Gelatin capsule sulfite (SO2 content)

Sulfites are used as preservatives, bleaching agents, color retention agents, bulking agents, reducing agents, etc. in the food and drug industry, and have excellent food modification effects. However, long-term excessive intake of sulfites can cause various toxicity, such as destroying vitamin B1, affecting growth and development, and susceptible to polyneuritis; causing gastrointestinal dysfunction and causing severe diarrhea, headaches, and liver damage. In addition, some people may be allergic to sulfites, especially asthma patients. Experiments have proved that sulfite has a certain reproductive toxicity to rats.

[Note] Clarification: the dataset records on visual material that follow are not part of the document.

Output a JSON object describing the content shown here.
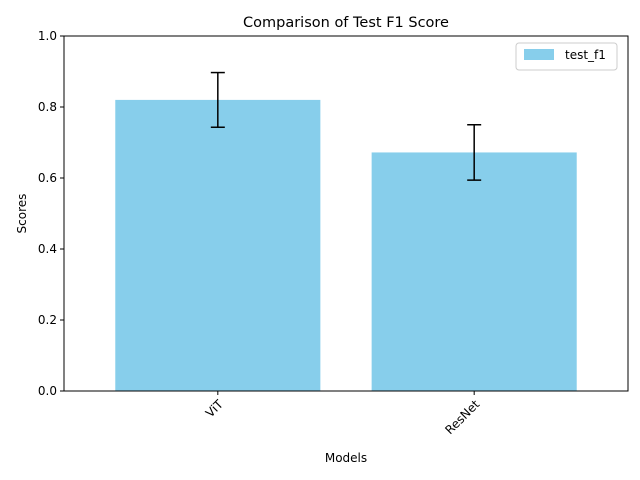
{
  "chart_data": {
    "type": "bar",
    "title": "Comparison of Test F1 Score",
    "xlabel": "Models",
    "ylabel": "Scores",
    "categories": [
      "ViT",
      "ResNet"
    ],
    "series": [
      {
        "name": "test_f1",
        "values": [
          0.82,
          0.672
        ],
        "errors": [
          0.077,
          0.078
        ],
        "color": "#87ceeb"
      }
    ],
    "ylim": [
      0,
      1.0
    ],
    "yticks": [
      "0.0",
      "0.2",
      "0.4",
      "0.6",
      "0.8",
      "1.0"
    ],
    "grid": false,
    "legend_position": "top-right",
    "x_tick_rotation": 45
  }
}
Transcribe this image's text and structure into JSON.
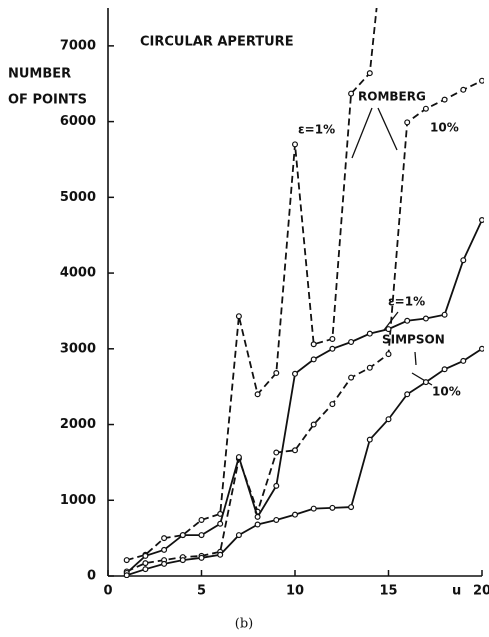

Based on the understanding of the toxicity of sulfite, the allowable daily intake (ADI) of sulfite proposed by the International Committee on Food Additives (JECFA) is 0-0.7mg/kg body weight (based on SO2 content). The food and drug regulatory authorities of various countries (regions) have different regulations on sulfite. EP stipulates that the SO2 content shall not exceed 50ppm. The limit of JP is 60ppm. The limit of USP is 40ppm. The limit of the 2000 version is 200ppm, while the standard of my country GB6783-94 stipulates A-grade edible gelatin. This index shall not exceed 40ppm, the B grade is 100ppm, and the C grade is 150ppm. The light industry standard QB2354-2005 of medicinal gelatin stipulates that the sulfite content shall not exceed 50ppm. my country's food additives use hygiene standards also stipulate that the content of biscuits, sugar, vermicelli, and cans shall not exceed 50ppm, and other varieties shall not exceed 100ppm. Among them, the EU has relatively strict restrictions on SO2 content. Not only does it stipulate that it is lower than 50ppm in EP, the EU pointed out in relevant regulations in 2005 that products with SO2 content higher than 10ppm are products containing allergens and need to be indicated on the label. The sulfite limit of the CP 2010 version of "Gelatin Hollow Capsules" and "Gelatin for Capsules" is 100ppm, which is gradually approaching the international advanced level.